The Omniblogus - Part One

It begins, like they all do, with 1992.
I had recently moved into a new neighborhood. It was my summer vacations. I didn't know anyone there. So in the afternoon, i went out on the street. There was a game of cricket in progress. My uncle asked the older boys to let me play. i was wearing a replica of the shirt worn by the pakistan team in the world cup earlier that year. i was nine. they asked me to field at third man, and called me world cup.
my cricket playing career moved little further throughout the rest of my life - no one needed to know my name, no one wanted me in their side, and i was always at third man.

i couldn't hope to bat; a fact i blame it on whoever taught me how to bat when i was really young. as a left hander the right handed grip imposed upon me meant that i was forever trapped being a leg-pay-lapparroo type rightie rather than a cover-drive-smoking leftie.

as for bowling, let's just say that most batsmen i got out would say 'i didn't realise it would get to me so slowly...' the people to blame here are wasim and waqar, since because of them i was obsessed with being a fast bowler. unfortunately if i couldn't bowl - for some inexplicable reason - anything which could be classified as fast. i would have had the sense to see that and move onto something new if those two hadn't made being a fast bowler such an essential aspect of being a badass.
i realised the only talent i had was at sledging, and being a crooked umpire.
i also realised - which you may also be able to after reading the above excuses - that like every pakistani, i was prone to blaming every personal problem on nefarious forces beyond the realm of my control.
the sad truth was that i could never ever play cricket.

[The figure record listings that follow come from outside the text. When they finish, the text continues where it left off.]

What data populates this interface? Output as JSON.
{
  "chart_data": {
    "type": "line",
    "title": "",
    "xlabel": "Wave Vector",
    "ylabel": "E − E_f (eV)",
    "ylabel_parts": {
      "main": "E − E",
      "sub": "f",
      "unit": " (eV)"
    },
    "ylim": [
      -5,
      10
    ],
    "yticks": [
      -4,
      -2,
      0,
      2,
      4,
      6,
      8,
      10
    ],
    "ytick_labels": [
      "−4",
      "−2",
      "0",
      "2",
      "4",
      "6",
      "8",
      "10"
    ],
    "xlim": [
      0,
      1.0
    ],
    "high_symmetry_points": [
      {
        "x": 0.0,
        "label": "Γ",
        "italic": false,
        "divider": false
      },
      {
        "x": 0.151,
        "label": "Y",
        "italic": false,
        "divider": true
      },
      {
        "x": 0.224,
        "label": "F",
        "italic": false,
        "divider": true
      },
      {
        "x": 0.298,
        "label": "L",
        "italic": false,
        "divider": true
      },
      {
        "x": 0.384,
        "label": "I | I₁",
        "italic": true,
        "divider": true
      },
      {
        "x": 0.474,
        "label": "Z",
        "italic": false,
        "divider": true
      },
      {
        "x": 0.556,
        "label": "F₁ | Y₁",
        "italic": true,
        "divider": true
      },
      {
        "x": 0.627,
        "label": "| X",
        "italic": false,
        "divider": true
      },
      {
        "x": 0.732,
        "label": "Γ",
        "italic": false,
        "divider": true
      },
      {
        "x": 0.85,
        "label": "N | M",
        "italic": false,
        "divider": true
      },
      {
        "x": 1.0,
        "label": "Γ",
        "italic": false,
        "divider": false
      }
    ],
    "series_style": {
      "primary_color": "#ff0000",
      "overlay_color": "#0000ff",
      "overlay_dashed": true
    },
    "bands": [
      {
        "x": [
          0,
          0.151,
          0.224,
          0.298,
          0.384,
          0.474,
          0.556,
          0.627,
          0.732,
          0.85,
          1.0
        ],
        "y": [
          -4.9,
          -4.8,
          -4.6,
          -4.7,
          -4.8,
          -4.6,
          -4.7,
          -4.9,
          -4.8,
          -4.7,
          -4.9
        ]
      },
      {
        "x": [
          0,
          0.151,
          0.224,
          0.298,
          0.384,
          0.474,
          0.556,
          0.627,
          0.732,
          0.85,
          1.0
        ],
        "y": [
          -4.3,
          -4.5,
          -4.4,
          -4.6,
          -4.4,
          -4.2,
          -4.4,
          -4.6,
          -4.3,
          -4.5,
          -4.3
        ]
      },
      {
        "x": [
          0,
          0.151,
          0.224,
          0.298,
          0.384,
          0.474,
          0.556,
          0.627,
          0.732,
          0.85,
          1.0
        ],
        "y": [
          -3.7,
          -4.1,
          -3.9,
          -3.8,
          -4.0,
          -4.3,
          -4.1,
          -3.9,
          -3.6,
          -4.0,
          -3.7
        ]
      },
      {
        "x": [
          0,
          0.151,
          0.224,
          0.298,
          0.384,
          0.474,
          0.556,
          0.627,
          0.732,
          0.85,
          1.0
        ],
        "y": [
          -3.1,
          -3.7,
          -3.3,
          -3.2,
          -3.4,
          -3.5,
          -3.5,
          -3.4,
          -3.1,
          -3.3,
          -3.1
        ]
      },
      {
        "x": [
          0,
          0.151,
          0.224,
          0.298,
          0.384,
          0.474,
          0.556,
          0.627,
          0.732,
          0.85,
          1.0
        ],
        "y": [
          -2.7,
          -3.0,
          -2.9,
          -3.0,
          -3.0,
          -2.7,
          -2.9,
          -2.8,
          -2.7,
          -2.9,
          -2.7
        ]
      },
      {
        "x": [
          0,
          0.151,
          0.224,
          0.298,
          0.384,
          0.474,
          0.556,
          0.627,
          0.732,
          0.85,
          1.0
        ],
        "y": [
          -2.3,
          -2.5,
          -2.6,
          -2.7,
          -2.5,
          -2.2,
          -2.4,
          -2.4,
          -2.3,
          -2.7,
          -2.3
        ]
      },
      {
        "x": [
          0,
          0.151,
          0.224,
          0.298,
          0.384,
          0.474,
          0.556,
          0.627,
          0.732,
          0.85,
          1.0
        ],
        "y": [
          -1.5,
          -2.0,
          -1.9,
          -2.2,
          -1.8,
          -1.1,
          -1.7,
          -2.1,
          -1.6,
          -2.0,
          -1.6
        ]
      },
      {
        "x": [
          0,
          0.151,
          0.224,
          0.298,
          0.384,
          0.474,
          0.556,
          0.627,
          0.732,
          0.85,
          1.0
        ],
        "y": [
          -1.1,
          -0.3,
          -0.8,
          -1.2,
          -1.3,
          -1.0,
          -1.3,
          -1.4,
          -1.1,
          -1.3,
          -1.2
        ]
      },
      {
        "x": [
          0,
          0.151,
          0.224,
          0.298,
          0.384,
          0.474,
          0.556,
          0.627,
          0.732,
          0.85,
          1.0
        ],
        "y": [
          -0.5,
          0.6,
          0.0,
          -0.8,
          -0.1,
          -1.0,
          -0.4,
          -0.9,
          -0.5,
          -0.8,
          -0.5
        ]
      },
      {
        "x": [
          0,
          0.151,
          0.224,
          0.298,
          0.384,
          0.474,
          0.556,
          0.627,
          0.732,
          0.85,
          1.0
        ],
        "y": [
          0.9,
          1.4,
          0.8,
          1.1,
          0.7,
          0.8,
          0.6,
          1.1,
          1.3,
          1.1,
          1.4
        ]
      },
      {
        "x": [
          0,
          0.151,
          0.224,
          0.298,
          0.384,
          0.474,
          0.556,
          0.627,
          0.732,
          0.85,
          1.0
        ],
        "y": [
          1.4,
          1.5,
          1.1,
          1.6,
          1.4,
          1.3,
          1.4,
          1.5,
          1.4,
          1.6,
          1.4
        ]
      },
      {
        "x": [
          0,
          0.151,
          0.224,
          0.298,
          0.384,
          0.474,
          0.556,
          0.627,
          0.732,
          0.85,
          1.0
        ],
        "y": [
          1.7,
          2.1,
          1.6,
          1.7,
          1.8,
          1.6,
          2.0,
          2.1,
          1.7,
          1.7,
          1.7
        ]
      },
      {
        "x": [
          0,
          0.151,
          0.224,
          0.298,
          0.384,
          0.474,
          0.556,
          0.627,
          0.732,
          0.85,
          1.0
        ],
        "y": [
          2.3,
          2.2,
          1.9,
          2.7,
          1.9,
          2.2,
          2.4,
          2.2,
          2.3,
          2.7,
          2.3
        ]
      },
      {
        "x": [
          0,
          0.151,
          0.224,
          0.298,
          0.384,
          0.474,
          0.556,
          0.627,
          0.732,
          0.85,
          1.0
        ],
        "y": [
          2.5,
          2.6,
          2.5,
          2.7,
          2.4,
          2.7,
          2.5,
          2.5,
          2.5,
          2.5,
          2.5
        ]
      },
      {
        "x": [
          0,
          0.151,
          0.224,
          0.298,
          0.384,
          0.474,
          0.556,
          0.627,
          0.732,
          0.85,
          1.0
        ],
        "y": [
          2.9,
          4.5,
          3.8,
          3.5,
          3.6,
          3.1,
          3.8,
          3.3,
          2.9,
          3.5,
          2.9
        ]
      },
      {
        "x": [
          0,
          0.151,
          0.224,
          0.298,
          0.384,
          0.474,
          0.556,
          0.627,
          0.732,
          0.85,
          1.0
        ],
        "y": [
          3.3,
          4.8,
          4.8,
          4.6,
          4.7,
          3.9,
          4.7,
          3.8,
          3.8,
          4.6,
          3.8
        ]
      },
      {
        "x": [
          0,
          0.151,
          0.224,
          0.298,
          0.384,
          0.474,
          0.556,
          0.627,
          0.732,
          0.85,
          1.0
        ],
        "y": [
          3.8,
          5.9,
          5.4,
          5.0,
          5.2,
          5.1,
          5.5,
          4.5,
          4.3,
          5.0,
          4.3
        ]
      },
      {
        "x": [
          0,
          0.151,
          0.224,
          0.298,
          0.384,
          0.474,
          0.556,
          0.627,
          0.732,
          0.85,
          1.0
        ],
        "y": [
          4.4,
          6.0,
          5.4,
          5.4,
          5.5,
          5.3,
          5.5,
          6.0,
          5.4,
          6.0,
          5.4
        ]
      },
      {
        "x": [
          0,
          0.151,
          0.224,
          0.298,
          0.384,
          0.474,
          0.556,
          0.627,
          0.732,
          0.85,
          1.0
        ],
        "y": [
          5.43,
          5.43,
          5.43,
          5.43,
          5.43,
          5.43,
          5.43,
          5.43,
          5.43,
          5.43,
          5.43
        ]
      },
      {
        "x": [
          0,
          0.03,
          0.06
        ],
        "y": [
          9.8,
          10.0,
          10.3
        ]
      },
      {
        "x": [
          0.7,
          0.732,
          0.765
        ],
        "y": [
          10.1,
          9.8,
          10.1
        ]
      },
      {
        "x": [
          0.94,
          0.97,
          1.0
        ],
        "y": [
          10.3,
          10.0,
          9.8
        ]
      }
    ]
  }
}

but that didn't mean i couldn't love it.
i was part of a generation - a generation that first tasted cricket on that wondrous world cup of 1992. it was like watching irreversible, the ending of the movie came at the beginning. my first taste of cricket was at the top. inevitably, the only way to go was down.
but of course, pakistan being pakistan, the journey went down, but it went every where else in between as well.

bitch slapping the poms with the 'dark art',

the ball refusing to scrape through symcox's stumps in faisalabad,
the first time i kissed a man (saeed anwar on the tv screen following that innings)

all out to kumble,
invincible in sharjah

watching the ultimate houdini by razzaq,


and grounds in nairobi becoming part of folklore...

then, a seminal event took place.

in 1999 world cup, pakistan looked set to conquer the world. the loss to bangladesh meant that we had even satisfied the bookies' hunger.

but then the world came crashing down.

the narrative of pakistani cricket changed course. in ancient times, entire civilizations would die out if a river changed course. now, pakistan too, became to transform.
slowly, but surely, pakistan began to change.

it has often been argued that the pakistani identity - surely one of the most fraught concepts of contemporary times - is best crystallized in the game of cricket, and embodied by the cricket team.
that identity was rapidly coming under threat.